Instellingen voor netwerkbeveiligingsgroepen voor het CycleCloud-subnet

Het configureren van uw Azure Virtual Network voor beveiliging is een breed onderwerp, dat veel verder gaat dan het bereik van dit document.

CycleCloud- en CycleCloud-clusters werken mogelijk in zeer vergrendelde omgevingen. Zie Uitvoeren in vergrendelde netwerken en uitvoeren achter een proxy voor configuratiedetails.

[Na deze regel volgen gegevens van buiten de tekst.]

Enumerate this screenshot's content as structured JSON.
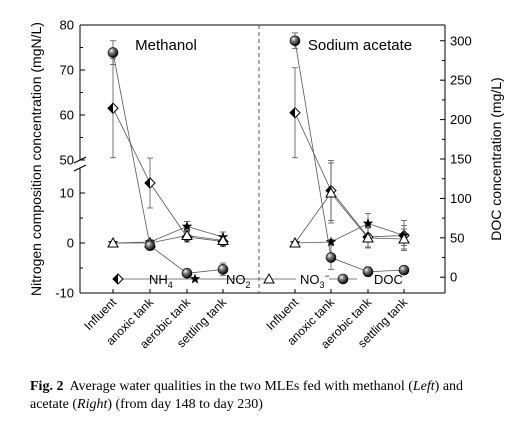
{
  "chart_data": {
    "type": "line",
    "panels": [
      {
        "title": "Methanol",
        "categories": [
          "Influent",
          "anoxic tank",
          "aerobic tank",
          "settling tank"
        ]
      },
      {
        "title": "Sodium acetate",
        "categories": [
          "Influent",
          "anoxic tank",
          "aerobic tank",
          "settling tank"
        ]
      }
    ],
    "y_left": {
      "label": "Nitrogen composition concentration (mgN/L)",
      "broken": true,
      "lower_range": [
        -10,
        15
      ],
      "upper_range": [
        50,
        80
      ],
      "ticks_lower": [
        "-10",
        "0",
        "10"
      ],
      "ticks_upper": [
        "50",
        "60",
        "70",
        "80"
      ]
    },
    "y_right": {
      "label": "DOC concentration (mg/L)",
      "range": [
        -20,
        320
      ],
      "ticks": [
        "0",
        "50",
        "100",
        "150",
        "200",
        "250",
        "300"
      ]
    },
    "series": [
      {
        "name_main": "NH",
        "name_sub": "4",
        "name_sup": "",
        "marker": "half-diamond",
        "axis": "left",
        "methanol": [
          61.5,
          12,
          1.2,
          0.3
        ],
        "methanol_err": [
          11,
          5,
          1,
          1
        ],
        "acetate": [
          60.5,
          10.5,
          1.2,
          1.5
        ],
        "acetate_err": [
          10,
          6,
          2,
          2
        ]
      },
      {
        "name_main": "NO",
        "name_sub": "2",
        "name_sup": "",
        "marker": "star",
        "axis": "left",
        "methanol": [
          0,
          0.2,
          3.3,
          1.2
        ],
        "methanol_err": [
          0.3,
          0.5,
          1,
          1
        ],
        "acetate": [
          0,
          0.2,
          3.9,
          1.5
        ],
        "acetate_err": [
          0.3,
          0.5,
          2,
          3
        ]
      },
      {
        "name_main": "NO",
        "name_sub": "3",
        "name_sup": "−",
        "marker": "triangle-open",
        "axis": "left",
        "methanol": [
          0,
          0,
          1.5,
          0.5
        ],
        "methanol_err": [
          0.3,
          0.5,
          1,
          1
        ],
        "acetate": [
          0,
          10,
          1,
          0.8
        ],
        "acetate_err": [
          0.3,
          6,
          2,
          2
        ]
      },
      {
        "name_main": "DOC",
        "name_sub": "",
        "name_sup": "",
        "marker": "sphere",
        "axis": "right",
        "methanol": [
          285,
          40,
          5,
          10
        ],
        "methanol_err": [
          15,
          5,
          5,
          8
        ],
        "acetate": [
          300,
          25,
          7,
          9
        ],
        "acetate_err": [
          10,
          15,
          6,
          5
        ]
      }
    ]
  },
  "caption": {
    "label": "Fig. 2",
    "text1": "Average water qualities in the two MLEs fed with methanol (",
    "left": "Left",
    "text2": ") and acetate (",
    "right": "Right",
    "text3": ") (from day 148 to day 230)"
  }
}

Voor minder beperkende netwerken zijn er echter enkele algemene richtlijnen. Ten eerste vereisen Gebruikers van cycleCloud GUI toegang tot de CycleCloud-VM via HTTPS en beheerders hebben mogelijk SSH-toegang nodig. Clustergebruikers hebben over het algemeen SSH-toegang nodig tot ten minste de inzendingsknooppunten in de rekenclusters en mogelijk andere toegang, zoals RDP voor Windows-clusters. De laatste algemene regel is om de toegang tot het vereiste minimum te beperken.

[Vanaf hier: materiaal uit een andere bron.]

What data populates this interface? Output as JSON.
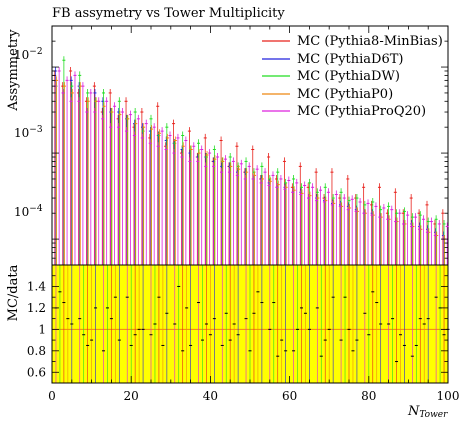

Als u een nieuwe netwerkbeveiligingsgroep wilt maken voor elk van de hierboven gemaakte subnetten, volgt u de handleiding voor het maken van een netwerkbeveiligingsgroep.

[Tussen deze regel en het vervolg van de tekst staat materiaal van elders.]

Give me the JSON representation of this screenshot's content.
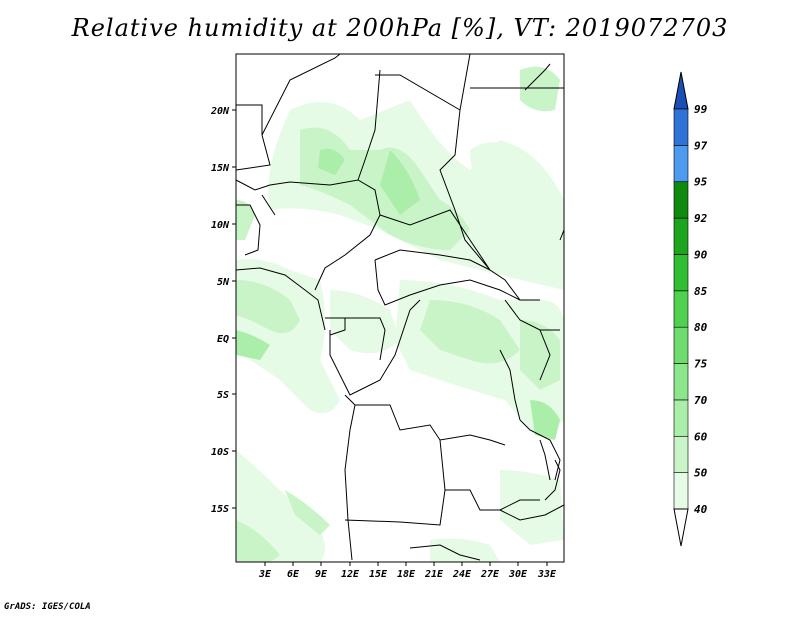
{
  "title": "Relative humidity at 200hPa [%], VT: 2019072703",
  "footer": "GrADS: IGES/COLA",
  "map": {
    "x_ticks": [
      "3E",
      "6E",
      "9E",
      "12E",
      "15E",
      "18E",
      "21E",
      "24E",
      "27E",
      "30E",
      "33E"
    ],
    "y_ticks": [
      "20N",
      "15N",
      "10N",
      "5N",
      "EQ",
      "5S",
      "10S",
      "15S"
    ]
  },
  "colorbar": {
    "levels": [
      "40",
      "50",
      "60",
      "70",
      "75",
      "80",
      "85",
      "90",
      "92",
      "95",
      "97",
      "99"
    ],
    "colors": [
      "#ffffff",
      "#e6fbe6",
      "#c8f4c8",
      "#aaeeaa",
      "#8ce68c",
      "#6edc6e",
      "#50d250",
      "#32be32",
      "#1ea51e",
      "#0f8a0f",
      "#4c9bef",
      "#2f73d8",
      "#1a4fb4"
    ]
  }
}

Inkomende beveiligingsregels

Belangrijk

Bij de volgende regels wordt ervan uitgegaan dat uw virtuele netwerk is geconfigureerd met Express Route of VPN voor toegang tot privénetwerken. Als de bron wordt uitgevoerd via het openbare internet, moet de bron worden gewijzigd in uw openbare IP-adres of bedrijfs-IP-bereik.

CycleCloud VM-subnet

Naam Prioriteit Bron Service Protocol Poortbereik
SSH 100 VirtualNetwork Aangepast telefoonnummer TCP 22
HTTPS 110 VirtualNetwork Aangepast telefoonnummer TCP 443
HTTPS 110 VirtualNetwork Aangepast telefoonnummer TCP 9443

Subnetten berekenen

Naam Prioriteit Bron Service Protocol Poortbereik
SSH 100 VirtualNetwork Aangepast telefoonnummer TCP 22
RDP 110 VirtualNetwork Aangepast telefoonnummer TCP 3389
Ganglia 120 VirtualNetwork Aangepast telefoonnummer TCP 8652

Uitgaande beveiligingsregels

Over het algemeen verwachten de CycleCloud-VM en de rekenclusters toegang te hebben tot internet voor pakketinstallatie en Azure REST API-aanroepen.

Als uitgaande internettoegang wordt geblokkeerd door beveiligingsbeleid, volgt u de instructies voor uitvoeren in vergrendelde netwerken en achter een proxy voor configuratiedetails.